In the last 40 years, Didion has cast herself in multiple roles on the page: reporter, source, narrator, author, protagonist, creator. Less evident, but no less important to her craft, is that she introduces herself as literary persona — that the creator becomes the creation in the act of creating. That is not to say that Didion has fictionalized herself in print; rather, that art, in this case the art of writing and retrospection, has self-transformative power.

"I find it very hard to think without writing," she confirms. "A lot of stuff goes unexamined unless I have written about it."

The Didion delineated in her work is someone grounded enough to have had high-school friends who bummed around gas stations, neurotic enough to dread phone calls, laid-back enough to wear a bikini to the market, sociable enough to lounge around Los Angeles piano bars, conservative enough to have voted for Barry Goldwater, nonjudgmental enough to be welcomed by long-haired peyote pushers, well-connected enough to find kinship with former presidential candidate Jerry Brown, brave enough to slog around El Salvador during a civil war, fun-loving enough to appreciate Jesse Jackson partying after defeat in the 1988 California Democratic primary.

It’s through Didion’s role as a protagonist that people readers and journalists specifically think they know her, think they have a handle on the person behind the prose. Which is one of the reasons why, for the last 15 years, Didion has moved away from first-person accounts. "When I was writing those very personal essays, I was getting a lot of response on them and I was starting to feel as if I was a recipient of problems I couldn’t solve," she says. "I was inviting a personal response that I was unable to rise to." Which is another way of saying that she managed to create another entity on the page, something outside of herself that she couldn’t uphold in reality.

Didion’s performance on the page is also why people treat her like something of a sage.
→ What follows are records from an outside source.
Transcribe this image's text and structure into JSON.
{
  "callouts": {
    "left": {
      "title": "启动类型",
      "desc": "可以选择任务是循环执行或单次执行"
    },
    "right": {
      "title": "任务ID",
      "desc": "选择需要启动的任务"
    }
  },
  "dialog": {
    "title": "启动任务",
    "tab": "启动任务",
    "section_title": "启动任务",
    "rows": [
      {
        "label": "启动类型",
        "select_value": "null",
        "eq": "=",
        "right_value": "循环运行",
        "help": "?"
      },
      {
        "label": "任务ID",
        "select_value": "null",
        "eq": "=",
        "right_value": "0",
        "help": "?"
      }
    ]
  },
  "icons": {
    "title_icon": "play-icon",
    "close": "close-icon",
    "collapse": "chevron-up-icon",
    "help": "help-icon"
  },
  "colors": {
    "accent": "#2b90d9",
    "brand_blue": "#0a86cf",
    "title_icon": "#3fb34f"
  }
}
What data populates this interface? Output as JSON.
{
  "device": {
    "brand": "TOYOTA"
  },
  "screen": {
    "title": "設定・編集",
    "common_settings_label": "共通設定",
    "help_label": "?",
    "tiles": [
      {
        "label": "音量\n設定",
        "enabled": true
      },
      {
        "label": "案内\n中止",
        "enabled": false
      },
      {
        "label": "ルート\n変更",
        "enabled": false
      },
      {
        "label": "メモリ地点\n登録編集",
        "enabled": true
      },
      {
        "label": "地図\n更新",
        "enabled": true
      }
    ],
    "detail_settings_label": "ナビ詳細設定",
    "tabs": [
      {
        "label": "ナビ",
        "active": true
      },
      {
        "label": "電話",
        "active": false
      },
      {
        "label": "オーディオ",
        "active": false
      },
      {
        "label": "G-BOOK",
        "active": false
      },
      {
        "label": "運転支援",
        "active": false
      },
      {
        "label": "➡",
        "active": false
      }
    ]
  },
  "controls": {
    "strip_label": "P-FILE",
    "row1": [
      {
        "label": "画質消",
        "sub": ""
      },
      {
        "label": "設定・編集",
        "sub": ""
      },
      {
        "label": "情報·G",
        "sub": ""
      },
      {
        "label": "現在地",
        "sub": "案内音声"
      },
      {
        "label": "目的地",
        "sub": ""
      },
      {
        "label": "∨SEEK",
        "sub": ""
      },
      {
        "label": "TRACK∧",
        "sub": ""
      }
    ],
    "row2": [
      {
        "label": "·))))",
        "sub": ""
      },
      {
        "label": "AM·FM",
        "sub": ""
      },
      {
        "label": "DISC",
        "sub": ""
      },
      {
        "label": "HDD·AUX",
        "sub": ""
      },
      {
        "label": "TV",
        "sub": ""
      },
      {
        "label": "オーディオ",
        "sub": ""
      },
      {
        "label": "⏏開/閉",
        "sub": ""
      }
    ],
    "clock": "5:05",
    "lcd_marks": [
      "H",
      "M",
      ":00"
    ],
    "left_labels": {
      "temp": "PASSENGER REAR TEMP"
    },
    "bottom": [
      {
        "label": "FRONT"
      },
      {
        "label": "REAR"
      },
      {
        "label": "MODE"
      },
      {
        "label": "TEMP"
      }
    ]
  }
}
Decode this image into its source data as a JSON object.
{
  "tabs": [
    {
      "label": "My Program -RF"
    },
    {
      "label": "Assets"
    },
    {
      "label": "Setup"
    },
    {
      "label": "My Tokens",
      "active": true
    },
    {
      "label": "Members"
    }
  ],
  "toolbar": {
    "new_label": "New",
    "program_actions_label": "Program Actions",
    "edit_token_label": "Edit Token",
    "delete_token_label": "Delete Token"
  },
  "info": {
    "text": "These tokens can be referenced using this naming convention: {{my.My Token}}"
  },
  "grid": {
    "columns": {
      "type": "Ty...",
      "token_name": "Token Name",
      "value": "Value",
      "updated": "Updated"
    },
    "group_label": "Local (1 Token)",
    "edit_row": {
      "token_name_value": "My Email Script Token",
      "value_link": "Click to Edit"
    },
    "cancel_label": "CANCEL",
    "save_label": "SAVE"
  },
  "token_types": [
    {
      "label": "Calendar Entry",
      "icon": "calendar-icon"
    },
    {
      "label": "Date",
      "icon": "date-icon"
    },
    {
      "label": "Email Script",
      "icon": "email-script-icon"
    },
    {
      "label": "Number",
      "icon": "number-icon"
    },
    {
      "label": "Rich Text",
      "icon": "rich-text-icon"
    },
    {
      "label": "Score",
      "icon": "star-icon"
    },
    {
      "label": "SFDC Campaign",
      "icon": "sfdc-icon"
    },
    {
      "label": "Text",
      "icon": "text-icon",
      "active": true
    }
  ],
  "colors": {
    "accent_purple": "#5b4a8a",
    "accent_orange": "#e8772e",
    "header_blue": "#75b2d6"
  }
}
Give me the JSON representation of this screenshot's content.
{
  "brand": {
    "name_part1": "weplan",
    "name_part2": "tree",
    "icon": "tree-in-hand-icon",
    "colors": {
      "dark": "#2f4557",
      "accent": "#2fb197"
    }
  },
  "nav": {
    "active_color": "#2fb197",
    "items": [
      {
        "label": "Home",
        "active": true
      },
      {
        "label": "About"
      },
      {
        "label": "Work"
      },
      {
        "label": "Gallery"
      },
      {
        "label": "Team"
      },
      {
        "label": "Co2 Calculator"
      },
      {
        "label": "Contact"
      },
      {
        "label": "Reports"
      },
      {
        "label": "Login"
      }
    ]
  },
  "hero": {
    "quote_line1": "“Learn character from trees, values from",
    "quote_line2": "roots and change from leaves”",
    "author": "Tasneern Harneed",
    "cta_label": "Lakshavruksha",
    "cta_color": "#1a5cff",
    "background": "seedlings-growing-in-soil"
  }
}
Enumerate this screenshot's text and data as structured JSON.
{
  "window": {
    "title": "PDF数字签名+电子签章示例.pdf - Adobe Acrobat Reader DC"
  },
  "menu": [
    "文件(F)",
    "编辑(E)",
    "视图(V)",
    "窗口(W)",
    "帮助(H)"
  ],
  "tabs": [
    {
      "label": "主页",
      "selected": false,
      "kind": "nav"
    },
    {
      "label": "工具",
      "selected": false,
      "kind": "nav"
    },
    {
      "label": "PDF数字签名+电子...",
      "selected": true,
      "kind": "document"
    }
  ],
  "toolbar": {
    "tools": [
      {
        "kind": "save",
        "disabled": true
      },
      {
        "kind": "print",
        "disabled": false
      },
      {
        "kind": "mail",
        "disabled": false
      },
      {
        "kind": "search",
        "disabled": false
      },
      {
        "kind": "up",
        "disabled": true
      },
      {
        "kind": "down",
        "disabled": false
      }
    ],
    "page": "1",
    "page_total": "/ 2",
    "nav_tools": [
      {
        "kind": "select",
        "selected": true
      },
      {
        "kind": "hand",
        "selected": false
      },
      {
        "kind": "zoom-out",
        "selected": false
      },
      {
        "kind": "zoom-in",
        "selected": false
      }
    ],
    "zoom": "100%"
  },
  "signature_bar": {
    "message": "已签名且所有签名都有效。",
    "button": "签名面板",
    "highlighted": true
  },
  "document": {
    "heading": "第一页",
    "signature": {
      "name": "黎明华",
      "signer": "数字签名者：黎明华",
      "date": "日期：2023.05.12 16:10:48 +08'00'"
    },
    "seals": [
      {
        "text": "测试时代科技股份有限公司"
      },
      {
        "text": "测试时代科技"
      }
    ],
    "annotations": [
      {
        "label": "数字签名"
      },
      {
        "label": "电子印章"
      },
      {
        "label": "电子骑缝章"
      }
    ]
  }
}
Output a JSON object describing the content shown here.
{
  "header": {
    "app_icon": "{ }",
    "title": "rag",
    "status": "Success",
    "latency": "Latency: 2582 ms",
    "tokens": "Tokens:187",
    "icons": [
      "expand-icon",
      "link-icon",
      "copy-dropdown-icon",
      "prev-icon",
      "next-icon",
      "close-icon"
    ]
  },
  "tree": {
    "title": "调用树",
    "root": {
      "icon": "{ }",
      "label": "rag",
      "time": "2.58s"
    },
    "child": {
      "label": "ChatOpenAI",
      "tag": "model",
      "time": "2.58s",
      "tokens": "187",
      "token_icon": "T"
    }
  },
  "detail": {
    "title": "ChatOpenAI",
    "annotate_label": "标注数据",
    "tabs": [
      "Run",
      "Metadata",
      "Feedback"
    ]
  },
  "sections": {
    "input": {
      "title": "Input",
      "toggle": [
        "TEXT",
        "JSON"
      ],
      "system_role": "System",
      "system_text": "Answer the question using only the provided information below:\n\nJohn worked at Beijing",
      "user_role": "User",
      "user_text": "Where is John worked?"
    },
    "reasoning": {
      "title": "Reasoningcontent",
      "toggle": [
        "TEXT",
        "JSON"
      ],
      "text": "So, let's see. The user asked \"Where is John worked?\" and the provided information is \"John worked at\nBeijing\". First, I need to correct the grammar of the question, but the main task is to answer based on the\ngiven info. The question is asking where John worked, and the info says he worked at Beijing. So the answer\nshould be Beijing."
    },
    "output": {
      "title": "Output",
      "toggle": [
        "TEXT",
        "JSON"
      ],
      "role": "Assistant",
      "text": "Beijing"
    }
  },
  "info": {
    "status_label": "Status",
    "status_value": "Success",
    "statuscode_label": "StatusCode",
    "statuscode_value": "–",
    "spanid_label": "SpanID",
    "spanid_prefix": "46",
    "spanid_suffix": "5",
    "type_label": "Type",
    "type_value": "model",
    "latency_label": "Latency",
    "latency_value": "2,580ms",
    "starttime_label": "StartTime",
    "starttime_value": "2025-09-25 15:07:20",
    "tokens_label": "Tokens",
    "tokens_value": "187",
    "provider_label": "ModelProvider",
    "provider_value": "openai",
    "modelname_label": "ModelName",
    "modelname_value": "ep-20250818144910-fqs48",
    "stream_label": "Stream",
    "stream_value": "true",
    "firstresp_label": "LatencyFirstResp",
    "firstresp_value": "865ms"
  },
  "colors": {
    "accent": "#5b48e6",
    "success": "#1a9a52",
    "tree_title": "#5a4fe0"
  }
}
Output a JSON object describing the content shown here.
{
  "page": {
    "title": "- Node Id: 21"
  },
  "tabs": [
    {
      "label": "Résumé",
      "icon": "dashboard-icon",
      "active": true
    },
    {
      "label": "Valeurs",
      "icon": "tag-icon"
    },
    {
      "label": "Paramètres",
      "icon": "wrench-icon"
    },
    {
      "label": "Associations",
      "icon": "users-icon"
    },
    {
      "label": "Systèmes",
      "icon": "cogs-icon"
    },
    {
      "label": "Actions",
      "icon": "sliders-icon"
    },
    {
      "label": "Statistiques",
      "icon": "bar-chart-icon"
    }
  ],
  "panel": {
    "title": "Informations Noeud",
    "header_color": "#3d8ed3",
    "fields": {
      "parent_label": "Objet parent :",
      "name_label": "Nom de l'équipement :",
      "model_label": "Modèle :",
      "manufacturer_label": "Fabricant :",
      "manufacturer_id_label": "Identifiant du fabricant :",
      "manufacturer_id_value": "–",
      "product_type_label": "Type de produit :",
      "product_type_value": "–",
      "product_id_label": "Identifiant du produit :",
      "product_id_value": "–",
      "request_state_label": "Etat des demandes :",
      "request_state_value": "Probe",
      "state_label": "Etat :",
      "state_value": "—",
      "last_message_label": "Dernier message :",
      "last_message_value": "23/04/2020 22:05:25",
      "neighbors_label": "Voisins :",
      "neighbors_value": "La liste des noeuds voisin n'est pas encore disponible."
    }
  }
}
During the Q&A session at the BPL, audience members want to know if there is "hope" in improving the two major political parties. ("My sense is that you can’t change the existing parties as they are constituted.") They want to know how to inspire broader political dialogue. ("I don’t know, except by letting it trickle through. I don’t know any immediate way.") They want Didion’s prescriptions.

Yet she has never claimed to possess healing power, much less the temperament of a political leader. "I’ve never thought of myself as an activist," Didion says matter-of-factly. "I’ve never thought of myself as an organizer. Although I do think of myself as someone who wants to change peoples’ minds. I do recognize that there is kind of a disconnect there. But I don’t know exactly how to reconcile that."

After a five-second pause, she adds, "I don’t have any answers. I just think the first step is to point out the problems."